Después de varias horas, en las calles se mezclaba el olor a cuadra que dejan los caballos con el humo de la madera quemada. Los espectadores y miembros de las cofradías recogían sus cosas y se retiraban a las tabernas a seguir brindando por la primavera y el sol. Los niños debían irse ya a sus casas porque era lunes y al día siguiente tenían colegio. Solo quedaban los caballos pacientes atados a las máquinas medidoras del tiempo de los aparcamientos, los elegantes caballos resoplando cansados habían aguantado el jolgorio y la música intensa de las trompetas, clarinetes, flautas y tambores, y se miraban en el reflejo de los escaparates esperando por sus jinetes. La ciudad de Zúrich, que casi nunca pierde la compostura, parecía sumar todas las leyendas de sus gremios en un solo día. Me dijeron que este año el verano sería bueno, que la cabeza del Böögg había explotado muy rápido.
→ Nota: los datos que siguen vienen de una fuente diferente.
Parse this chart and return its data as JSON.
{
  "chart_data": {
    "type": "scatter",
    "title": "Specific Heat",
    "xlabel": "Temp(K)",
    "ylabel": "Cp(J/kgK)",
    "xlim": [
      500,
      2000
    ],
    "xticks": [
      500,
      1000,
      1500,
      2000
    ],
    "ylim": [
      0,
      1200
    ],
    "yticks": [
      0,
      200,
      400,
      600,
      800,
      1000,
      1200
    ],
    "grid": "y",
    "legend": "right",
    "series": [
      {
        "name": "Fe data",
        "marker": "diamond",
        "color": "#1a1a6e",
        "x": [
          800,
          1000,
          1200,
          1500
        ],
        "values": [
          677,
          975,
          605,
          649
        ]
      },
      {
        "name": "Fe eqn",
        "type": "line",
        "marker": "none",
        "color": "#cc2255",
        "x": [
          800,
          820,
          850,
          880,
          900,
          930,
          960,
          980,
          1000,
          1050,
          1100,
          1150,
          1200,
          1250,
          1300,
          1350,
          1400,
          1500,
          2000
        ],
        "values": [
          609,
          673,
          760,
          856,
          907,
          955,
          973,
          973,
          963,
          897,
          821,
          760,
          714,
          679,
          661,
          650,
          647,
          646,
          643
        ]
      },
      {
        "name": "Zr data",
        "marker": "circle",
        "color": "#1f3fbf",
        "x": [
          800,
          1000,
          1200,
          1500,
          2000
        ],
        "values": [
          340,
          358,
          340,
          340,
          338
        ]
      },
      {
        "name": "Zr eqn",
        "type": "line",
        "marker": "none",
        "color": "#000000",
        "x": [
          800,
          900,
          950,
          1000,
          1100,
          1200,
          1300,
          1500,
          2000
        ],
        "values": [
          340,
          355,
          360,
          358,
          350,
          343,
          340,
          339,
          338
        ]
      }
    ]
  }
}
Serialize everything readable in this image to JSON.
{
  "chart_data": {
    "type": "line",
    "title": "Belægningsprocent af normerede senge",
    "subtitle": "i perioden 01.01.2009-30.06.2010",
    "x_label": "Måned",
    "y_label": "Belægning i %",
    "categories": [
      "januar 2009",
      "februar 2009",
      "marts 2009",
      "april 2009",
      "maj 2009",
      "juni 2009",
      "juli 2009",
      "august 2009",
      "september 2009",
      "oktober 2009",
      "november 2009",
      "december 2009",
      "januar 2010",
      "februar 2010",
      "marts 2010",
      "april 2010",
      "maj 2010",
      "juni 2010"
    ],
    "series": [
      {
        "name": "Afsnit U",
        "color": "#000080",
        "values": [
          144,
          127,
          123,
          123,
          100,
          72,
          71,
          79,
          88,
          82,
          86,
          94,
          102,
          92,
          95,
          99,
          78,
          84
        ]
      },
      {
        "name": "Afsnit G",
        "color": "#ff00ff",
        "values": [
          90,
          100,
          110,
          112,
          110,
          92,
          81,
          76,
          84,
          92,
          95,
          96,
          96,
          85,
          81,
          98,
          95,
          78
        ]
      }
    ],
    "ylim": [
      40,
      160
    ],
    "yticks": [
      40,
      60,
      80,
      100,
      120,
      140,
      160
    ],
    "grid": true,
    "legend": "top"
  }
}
La primavera comenzaba a bombear el corazón de la ciudad y yo la contemplaba somnolienta y con jetlag, curiosa y cansada, contenta con la oportunidad de ver a Zúrich arropada por la exaltación de dos celebraciones condensadas en una sola tarde: la de los gremios desfilando ufanos y la del infeliz Böögg ardiendo en su desdicha.